Sosialisasikan Ketentuan Wajib Pasang Alat Identifikasi
Kewajiban penggunaan dan pengaktifan sistem identifikasi otomatis (AIS) pada kapal perikanan dinilai masih perlu disosialisasikan kepada nelayan. Saat ini, terdata 4.571 kapal ikan berukuran di atas 60 gros ton yang diwajibkan memasang alat itu.
Oleh
BM Lukita Grahadyarini
·2 menit baca
JAKARTA, KOMPAS — Kementerian Kelautan dan Perikanan menilai, kewajiban penggunaan sistem identifikasi otomatis atau AIS pada kapal perikanan masih perlu disosialisasikan kepada nelayan. Saat ini, terdata 4.571 kapal ikan berukuran di atas 60 gros ton yang diwajibkan memasang alat tersebut.
Ketentuan penggunaan dan pengaktifan AIS diatur dalam Peraturan Menteri Perhubungan Nomor 7 Tahun 2019 tentang Pemasangan dan Pengaktifan Sistem Identifikasi Otomatis (Automatic Identification System/AIS) bagi Kapal yang Berlayar di Wilayah Perairan Indonesia. Regulasi ini berlaku mulai 20 Agustus 2019.
Direktur Jenderal Perikanan Tangkap Kementerian Kelautan dan Perikanan Zulficar Mochtar, di Jakarta, Rabu (7/8/2019), menyatakan, pemakaian AIS bertujuan untuk pemantauan keselamatan pelayaran sesuai mandat Organisasi Maritim Internasional (IMO). Namun, penerapannya masih perlu sosialisasi kepada pemilik ribuan kapal perikanan yang terkena kewajiban itu.

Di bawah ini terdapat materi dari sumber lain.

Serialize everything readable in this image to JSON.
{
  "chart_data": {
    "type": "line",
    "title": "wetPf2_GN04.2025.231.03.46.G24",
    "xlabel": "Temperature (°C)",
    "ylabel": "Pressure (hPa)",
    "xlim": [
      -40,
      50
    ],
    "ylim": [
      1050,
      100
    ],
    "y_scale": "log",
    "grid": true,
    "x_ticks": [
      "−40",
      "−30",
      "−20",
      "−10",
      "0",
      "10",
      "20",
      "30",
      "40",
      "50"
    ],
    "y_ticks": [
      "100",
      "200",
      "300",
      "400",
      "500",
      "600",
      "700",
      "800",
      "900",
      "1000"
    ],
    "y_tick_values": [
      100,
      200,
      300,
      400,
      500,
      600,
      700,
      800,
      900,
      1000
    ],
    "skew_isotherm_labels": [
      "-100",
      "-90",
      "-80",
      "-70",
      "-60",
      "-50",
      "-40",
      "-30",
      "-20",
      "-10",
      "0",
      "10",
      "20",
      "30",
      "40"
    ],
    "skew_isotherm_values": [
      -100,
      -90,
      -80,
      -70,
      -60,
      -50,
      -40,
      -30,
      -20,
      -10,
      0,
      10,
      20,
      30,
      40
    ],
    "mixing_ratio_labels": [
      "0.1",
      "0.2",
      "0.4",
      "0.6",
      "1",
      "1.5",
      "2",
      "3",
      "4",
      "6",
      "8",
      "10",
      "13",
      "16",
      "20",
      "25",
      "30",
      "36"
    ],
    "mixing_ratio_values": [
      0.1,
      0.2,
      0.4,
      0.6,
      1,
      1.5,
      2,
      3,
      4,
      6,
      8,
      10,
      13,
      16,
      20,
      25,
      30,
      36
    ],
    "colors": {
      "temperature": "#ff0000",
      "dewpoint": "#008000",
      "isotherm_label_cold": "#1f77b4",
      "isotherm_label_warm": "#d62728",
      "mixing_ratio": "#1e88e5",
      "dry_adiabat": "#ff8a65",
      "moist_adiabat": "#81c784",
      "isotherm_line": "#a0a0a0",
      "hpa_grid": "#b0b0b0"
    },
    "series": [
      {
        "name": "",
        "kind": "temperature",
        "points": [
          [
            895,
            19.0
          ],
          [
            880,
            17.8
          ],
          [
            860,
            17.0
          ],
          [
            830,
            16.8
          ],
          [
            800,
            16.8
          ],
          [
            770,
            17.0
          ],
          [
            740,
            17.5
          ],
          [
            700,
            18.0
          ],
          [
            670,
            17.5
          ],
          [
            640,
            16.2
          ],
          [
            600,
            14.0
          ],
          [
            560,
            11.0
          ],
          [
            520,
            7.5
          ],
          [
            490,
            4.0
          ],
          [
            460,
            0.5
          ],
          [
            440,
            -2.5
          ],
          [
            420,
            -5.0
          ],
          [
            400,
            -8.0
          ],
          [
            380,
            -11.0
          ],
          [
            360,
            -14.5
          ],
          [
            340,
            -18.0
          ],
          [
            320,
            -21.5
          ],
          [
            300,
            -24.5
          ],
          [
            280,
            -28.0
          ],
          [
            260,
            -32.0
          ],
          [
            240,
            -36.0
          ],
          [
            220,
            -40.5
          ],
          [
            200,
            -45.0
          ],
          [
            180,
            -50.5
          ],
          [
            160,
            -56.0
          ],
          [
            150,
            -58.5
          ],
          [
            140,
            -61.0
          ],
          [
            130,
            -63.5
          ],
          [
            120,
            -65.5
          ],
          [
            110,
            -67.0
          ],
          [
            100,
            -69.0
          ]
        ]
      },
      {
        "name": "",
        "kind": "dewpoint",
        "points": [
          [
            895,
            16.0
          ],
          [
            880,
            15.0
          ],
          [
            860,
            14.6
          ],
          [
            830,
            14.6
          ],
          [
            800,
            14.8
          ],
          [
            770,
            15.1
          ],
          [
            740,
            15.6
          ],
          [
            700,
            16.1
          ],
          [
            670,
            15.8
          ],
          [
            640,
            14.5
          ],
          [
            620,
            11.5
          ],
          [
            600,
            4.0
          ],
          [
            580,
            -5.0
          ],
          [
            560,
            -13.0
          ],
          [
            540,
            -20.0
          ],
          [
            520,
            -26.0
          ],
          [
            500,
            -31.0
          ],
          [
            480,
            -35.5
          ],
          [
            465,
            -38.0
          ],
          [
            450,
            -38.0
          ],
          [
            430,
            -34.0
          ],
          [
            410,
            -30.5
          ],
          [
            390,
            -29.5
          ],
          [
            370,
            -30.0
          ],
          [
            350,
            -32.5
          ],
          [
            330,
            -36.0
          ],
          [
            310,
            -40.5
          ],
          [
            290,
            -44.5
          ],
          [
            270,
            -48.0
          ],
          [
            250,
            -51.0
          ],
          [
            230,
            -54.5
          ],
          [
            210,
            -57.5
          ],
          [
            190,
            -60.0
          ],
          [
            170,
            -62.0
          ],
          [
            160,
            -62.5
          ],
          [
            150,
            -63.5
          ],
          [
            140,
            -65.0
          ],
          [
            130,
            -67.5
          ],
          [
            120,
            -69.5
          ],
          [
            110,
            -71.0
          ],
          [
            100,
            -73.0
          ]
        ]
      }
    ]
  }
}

Pihaknya akan membantu Kementerian Perhubungan untuk sosialisasi, sekaligus mengecek kesiapan, ketersediaan alat, dan operasional di lapangan. Sosialisasi dilakukan ke pelabuhan perikanan samudra dan pelabuhan perikanan Nusantara yang menjadi tempat sandar kapal-kapal ukuran besar tersebut.
Dari koordinasi dengan Ditjen Perhubungan Laut Kementerian Perhubungan, lanjut Zulficar, harga AIS dinilai relatif murah untuk kapal ikan berukuran di atas 60 gros ton (GT). Namun, pihaknya perlu mengecek kesiapannya.
”Dari sisi kesiapan alat dan teknologi harus dipastikan alat itu (AIS) tersedia dan mudah diperoleh pelaku usaha. Kalau belum siap, kami komunikasikan dengan Kementerian Perhubungan agar tidak meresahkan pelaku usaha perikanan,” kata Zulficar.
Dari sisi kesiapan alat dan teknologi, harus dipastikan alat itu (AIS) tersedia dan mudah diperoleh pelaku usaha.
Sebelumnya, pelaku usaha perikanan mengeluhkan ketentuan itu. Sebab, ketentuan penggunaan AIS oleh Kementerian Perhubungan dinilai tumpang-tindih dengan ketentuan pemakaian alat sistem pengawasan kapal (VMS) oleh Kementerian Kelautan dan Perikanan. Selama ini, kapal-kapal perikanan berukuran di atas 30 GT sudah dilengkapi VMS.
Ketua II Asosiasi Tuna Longline Indonesia (ATLI) Dwi Agus mengemukakan, penggunaan AIS telah disosialisasikan oleh pihak kesyahbandaran dan otoritas pelabuhan di Benoa, Bali. Sebanyak 163 kapal rawai (longline) tuna anggota ATLI diwajibkan memakai alat itu mulai 20 Agustus 2019. Namun, pihaknya belum tahu dimana alat itu bisa didapatkan.
Fungsi AIS dinilai identik dengan VMS yang selama ini digunakan kapal perikanan. Di sisi lain, penggunaan AIS disyaratkan oleh regulasi internasional.